Cependant, à l'heure actuelle, ces demandes sont presque toutes concentrées sur une ou deux des plus grandes entreprises du secteur, et l'offre de puces associées dépasse la demande. Cela a incité les sociétés de R&D en IA représentées par OpenAI à commencer à envisager de se lancer dans la production de leurs propres puces d’IA.
Plan ambitieux pour un réseau d'usines de fabrication de semi-conducteurs
Bloomberg a rapporté le 20 que le PDG d'OpenAI, Sam Altman, négociait avec des investisseurs mondiaux, dans l'espoir de lever des milliards de dollars pour créer un réseau d'usines de fabrication de semi-conducteurs.

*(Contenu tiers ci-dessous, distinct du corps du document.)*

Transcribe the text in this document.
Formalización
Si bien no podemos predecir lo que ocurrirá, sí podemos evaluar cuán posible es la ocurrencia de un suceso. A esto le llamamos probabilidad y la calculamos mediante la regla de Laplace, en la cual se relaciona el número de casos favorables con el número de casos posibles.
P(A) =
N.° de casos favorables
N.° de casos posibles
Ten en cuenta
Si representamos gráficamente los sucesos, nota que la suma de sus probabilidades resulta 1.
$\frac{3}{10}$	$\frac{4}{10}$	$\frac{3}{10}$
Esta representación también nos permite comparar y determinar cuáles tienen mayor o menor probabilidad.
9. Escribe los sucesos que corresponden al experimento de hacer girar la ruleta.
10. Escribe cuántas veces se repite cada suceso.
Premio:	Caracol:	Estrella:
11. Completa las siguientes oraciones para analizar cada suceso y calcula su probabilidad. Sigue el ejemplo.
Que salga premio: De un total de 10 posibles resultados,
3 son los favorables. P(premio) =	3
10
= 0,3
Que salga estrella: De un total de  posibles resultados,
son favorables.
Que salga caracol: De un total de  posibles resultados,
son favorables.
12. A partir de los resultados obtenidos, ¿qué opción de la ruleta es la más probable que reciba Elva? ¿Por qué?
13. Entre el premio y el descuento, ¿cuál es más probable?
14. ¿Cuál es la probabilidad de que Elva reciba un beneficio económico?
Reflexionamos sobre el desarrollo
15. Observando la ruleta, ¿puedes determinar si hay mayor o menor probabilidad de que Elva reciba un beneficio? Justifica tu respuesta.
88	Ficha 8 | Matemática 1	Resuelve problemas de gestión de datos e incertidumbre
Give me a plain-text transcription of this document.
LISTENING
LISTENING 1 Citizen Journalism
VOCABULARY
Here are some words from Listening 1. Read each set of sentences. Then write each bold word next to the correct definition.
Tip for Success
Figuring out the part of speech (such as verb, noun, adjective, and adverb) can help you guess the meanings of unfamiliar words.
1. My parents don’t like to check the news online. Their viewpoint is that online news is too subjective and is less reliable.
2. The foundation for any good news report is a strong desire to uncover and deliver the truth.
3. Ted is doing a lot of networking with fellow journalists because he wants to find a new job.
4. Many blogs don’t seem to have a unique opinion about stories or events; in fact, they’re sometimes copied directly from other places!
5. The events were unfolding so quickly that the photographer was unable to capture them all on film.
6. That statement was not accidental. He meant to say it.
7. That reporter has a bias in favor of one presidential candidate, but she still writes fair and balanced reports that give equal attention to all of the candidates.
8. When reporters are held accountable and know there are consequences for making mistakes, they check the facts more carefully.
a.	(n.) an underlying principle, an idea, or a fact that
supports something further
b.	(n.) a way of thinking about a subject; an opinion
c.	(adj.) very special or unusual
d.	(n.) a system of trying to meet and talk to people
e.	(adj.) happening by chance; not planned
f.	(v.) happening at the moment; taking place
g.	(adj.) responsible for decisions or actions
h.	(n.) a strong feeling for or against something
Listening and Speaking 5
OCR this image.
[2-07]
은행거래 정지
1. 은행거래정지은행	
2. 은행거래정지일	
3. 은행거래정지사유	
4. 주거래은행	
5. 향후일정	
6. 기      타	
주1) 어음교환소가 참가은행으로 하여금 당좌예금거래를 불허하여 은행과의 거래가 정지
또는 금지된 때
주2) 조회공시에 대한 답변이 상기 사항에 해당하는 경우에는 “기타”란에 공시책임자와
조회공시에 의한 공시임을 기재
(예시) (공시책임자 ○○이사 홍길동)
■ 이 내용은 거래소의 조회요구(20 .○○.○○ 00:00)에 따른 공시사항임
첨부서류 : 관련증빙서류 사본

Les négociations en sont encore à leurs débuts et la liste complète des partenaires et investisseurs impliqués dans le projet n'a pas encore été déterminée, indique le rapport. Cependant, certaines personnes proches du dossier ont révélé que le projet implique une coopération avec un certain nombre de grands fabricants de puces et que le réseau complet d'usines de fabrication couvrira le monde entier. La Monnaie a rapporté qu'OpenAI espère se débarrasser de sa dépendance à l'égard du fabricant américain de puces Nvidia et diversifier son approvisionnement.
Altman a entamé des discussions avec la société d'intelligence artificielle G42 basée à Abu Dhabi et le groupe japonais SoftBank, et a également eu des entretiens avec certaines sociétés d'investissement au Moyen-Orient, ont indiqué des sources proches du dossier. Chosun Ilbo, de Corée du Sud, a rapporté le 21 que la participation de la société sud-coréenne de semi-conducteurs Samsung Electronics à la création de ce réseau d'usines de fabrication de semi-conducteurs était au centre de l'industrie. Des sources ont révélé que la société américaine de puces Intel, la fonderie de puces taïwanaise TSMC et le fabricant de puces sud-coréen Samsung Electronics sont tous des partenaires potentiels d'OpenAI.
Altman travaillait sur le projet avant d'être brièvement licencié de son poste de PDG d'OpenAI en novembre. Après son retour, il relance rapidement le projet. Deux personnes proches du dossier ont déclaré qu'Altman avait testé l'attitude de Microsoft à l'égard du projet, et Microsoft avait exprimé son soutien.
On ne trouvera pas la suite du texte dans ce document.